Ritiek Malhotra Just some of my adventures!

Docker freezes machine by spiking up CPU I/O to 100

..on an RPi5

I’ve since moved from micro-homelabbing on an RPi4 to an RPi5 now. I use the official power adapter as well as the active cooler, and have connected my NVMe drive through RPi5’s PCIe slot (over Pimoroni’s NVMe Base).

During migration from RPi4 to RPi5, I decided to format a new MicroSD card to make sure the new RPi5 kernel’ll support all the new hardware present in RPi5. Before the migration, I double-checked to make sure everything homelabby that needed to be persisted resided on my NVMe disk, and that nothing important resided in /var/lib/docker/volumes (just had nukeable logs and some redis related cache there!).

Problematic CPU I/O

That done, now a couple months later I’ve noticed my CPU I/O would spike up to 100 and stayed on it until my RPi5 came to a grinding halt. This spike would happen whenever I were to mount my LUKS + BTRFS NVMe drive and launch dockerd’s systemd service. It has also been interesting to notice that this I/O spike wasn’t caused overnight. I’ve noticed it gradually building up every successive time I mounted my drive and launched dockerd. It was only until recently that I upgraded my kernel from 6.6.y to 6.9.y using rpi-update, rebooted my RPi5, and on mounting my drive + launching dockerd that it started to freeze up the entire system during dockerd attempting to start my docker-compose swarms. Also the problem stayed even if I tried out other kernel versions, both newer and the older ones from the one I had originally.
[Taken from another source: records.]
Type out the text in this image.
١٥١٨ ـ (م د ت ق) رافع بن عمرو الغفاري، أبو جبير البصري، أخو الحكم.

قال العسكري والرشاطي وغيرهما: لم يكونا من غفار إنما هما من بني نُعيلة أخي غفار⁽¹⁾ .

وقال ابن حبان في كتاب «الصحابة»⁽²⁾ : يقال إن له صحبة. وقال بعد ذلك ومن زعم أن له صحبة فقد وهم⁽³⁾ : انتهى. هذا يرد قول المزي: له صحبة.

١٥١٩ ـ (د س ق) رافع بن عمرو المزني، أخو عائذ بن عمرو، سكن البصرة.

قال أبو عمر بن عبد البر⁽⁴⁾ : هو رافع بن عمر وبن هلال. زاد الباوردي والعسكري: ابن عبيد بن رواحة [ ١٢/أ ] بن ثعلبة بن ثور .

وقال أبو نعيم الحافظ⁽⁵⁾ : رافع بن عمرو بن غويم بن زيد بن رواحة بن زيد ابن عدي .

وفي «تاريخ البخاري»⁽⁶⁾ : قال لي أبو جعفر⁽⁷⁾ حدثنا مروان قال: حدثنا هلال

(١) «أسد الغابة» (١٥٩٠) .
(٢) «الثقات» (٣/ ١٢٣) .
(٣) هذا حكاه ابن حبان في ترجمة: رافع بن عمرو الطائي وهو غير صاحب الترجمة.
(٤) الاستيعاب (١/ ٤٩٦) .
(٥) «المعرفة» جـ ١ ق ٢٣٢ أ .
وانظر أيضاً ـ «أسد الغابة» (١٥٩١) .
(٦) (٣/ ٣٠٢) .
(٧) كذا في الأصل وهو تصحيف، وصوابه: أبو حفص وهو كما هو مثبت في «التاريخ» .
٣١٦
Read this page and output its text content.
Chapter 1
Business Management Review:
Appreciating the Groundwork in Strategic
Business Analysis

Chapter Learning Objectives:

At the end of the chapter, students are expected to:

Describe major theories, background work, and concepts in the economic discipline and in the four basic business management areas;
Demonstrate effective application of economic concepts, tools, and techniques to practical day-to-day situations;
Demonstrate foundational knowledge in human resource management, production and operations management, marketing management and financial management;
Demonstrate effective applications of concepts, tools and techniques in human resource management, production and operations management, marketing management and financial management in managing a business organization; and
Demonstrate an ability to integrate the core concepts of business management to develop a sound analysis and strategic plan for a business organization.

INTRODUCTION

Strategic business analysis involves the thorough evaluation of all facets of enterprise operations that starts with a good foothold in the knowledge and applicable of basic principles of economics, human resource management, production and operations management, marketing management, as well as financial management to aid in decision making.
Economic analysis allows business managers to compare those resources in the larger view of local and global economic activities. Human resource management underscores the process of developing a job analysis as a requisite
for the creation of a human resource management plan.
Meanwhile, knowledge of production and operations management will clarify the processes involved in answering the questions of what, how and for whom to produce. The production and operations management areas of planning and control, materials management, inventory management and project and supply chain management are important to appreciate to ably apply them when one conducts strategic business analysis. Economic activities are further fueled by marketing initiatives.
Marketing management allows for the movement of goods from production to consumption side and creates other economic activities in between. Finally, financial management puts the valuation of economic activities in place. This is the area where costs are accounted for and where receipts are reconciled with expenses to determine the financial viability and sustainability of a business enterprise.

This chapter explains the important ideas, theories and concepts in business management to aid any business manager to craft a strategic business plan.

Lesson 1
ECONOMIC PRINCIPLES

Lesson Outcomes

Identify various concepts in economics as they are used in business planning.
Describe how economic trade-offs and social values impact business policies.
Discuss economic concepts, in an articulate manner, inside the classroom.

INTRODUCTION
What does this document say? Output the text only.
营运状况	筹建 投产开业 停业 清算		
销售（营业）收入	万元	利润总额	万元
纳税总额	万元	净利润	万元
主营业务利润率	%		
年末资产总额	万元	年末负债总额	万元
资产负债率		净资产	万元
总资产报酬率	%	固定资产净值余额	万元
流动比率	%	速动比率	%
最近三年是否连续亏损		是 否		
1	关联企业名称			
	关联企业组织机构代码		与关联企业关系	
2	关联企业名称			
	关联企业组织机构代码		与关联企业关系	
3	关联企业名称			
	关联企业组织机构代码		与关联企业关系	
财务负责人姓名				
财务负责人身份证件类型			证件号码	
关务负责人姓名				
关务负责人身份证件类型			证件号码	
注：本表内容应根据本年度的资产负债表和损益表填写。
btop, iotop -ao, and iostat have been very helpful in analyzing these spikes all these months and figuring out that it was indeed the high CPU I/O wait that has been building up all this while.

Now what?

I upgraded my docker installation from the default bullseye apt repositories (Docker Engine v20) to use docker’s official repositories (Docker Engine v27). And then nuking my /var/lib/docker and starting over looks to have fixed it??

So not sure if this could’ve been a kernel, LUKS, BTRFS, or the buildup in /var/lib/docker, or some permutation of these that had been contributing to the issue. My CPU I/O during dockerd launch while starting the same docker-compose swarms is almost negligible now. All good.

I’ll do an update here if I start to notice this CPU I/O building up again.